March 13, 2019 · 4:30 pm6:00 pm · 010 East Pyne

Old Dominion Public Lecture Series in the Humanities Council

The Humanities Council invites the campus community to join us for a new series of public lectures given by the Council’s Old Dominion Research Professors for 2018-19.

 Michael Flower (David Magie ’97 Class of 1897 Professor of Classics and Old Dominion Research Professor 2018-19) will deliver the third lecture in the series entitled “Seven Types of Fiction in Historical Narrative: or Why you cannot trust Herodotus or Thucydides.”

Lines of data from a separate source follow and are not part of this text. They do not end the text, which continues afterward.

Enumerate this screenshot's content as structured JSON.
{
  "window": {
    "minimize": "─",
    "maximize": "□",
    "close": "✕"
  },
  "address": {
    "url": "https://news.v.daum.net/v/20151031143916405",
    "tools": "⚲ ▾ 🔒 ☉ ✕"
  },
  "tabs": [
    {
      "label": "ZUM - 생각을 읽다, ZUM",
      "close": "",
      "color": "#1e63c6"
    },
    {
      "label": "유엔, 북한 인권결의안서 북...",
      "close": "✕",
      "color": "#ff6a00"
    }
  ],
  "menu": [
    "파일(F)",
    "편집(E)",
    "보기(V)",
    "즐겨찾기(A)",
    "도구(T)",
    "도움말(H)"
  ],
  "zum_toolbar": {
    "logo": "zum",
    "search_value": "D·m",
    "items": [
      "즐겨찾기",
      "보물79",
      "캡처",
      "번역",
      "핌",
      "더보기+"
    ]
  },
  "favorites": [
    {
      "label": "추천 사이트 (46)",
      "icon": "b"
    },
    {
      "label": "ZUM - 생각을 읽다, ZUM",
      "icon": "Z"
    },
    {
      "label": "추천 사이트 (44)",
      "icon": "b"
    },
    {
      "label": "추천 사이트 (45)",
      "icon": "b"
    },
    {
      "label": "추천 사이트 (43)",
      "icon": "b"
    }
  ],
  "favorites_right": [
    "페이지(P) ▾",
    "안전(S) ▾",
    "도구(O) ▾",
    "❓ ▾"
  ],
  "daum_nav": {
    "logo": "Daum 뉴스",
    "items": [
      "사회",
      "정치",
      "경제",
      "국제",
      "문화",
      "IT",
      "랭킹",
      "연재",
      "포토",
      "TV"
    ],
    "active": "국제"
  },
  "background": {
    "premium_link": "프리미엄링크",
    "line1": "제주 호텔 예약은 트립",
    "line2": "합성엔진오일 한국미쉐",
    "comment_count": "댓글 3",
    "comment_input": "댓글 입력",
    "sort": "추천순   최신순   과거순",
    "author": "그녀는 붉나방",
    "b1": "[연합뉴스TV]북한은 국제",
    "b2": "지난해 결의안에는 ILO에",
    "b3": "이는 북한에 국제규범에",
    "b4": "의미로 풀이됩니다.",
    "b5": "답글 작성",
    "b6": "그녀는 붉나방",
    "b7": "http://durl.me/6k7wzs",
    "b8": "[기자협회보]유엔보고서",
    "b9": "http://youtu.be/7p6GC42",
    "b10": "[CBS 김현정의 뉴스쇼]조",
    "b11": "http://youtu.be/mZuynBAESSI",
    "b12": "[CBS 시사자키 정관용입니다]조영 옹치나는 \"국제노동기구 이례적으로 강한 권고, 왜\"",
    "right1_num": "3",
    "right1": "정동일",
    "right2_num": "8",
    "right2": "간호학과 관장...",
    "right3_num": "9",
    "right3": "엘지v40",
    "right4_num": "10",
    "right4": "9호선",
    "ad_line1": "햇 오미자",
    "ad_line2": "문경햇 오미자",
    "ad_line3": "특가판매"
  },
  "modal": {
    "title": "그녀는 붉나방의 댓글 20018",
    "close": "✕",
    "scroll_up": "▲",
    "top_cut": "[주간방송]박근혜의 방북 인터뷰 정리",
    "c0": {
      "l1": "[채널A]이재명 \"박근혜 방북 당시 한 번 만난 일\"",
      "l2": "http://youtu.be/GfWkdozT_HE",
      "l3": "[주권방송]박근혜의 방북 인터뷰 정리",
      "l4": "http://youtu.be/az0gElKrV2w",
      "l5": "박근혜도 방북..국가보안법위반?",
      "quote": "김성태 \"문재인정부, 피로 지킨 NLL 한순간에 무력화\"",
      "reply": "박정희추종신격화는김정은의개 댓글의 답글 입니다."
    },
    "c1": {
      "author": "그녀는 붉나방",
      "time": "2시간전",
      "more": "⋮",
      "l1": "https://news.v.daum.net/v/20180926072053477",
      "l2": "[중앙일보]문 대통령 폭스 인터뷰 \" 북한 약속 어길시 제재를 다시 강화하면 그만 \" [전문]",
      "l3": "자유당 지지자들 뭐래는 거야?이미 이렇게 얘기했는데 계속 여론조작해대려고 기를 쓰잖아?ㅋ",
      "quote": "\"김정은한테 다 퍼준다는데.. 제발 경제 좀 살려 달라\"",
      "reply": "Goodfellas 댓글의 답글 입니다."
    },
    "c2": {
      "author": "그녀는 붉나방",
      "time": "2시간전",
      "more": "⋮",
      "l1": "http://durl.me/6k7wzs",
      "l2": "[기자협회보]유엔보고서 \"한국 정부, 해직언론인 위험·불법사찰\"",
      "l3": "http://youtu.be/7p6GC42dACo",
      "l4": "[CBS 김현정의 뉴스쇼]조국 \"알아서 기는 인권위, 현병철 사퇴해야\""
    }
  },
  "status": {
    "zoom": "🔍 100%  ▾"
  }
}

This lecture adapts the title of T. P. Wiseman’s well-known article ‘Lying Historians: Seven Types of Mendacity’.  I am consciously eschewing the words ‘lying’ and ‘mendacious’ since the ancient Greeks and Romans would not have considered the generic rules by which they wrote ‘history’ in such terms.  Rather, I will argue that what we understand as ‘fictionality’ was simply the normative rules for writing narratives of contemporary and past events.  This talk will explore seven narrative devices which, if they appeared in a modern academic historical work, would normally be considered ‘fictional’.  But if the employment of such devices was the normative working procedure of both Thucydides and Herodotus, can we really use their narratives either to reconstruct the political history of ancient Greece or to underpin contemporary theories of interstate relations (such as the so-called “Thucydides trap”, according to which the US is on the path to war with China?).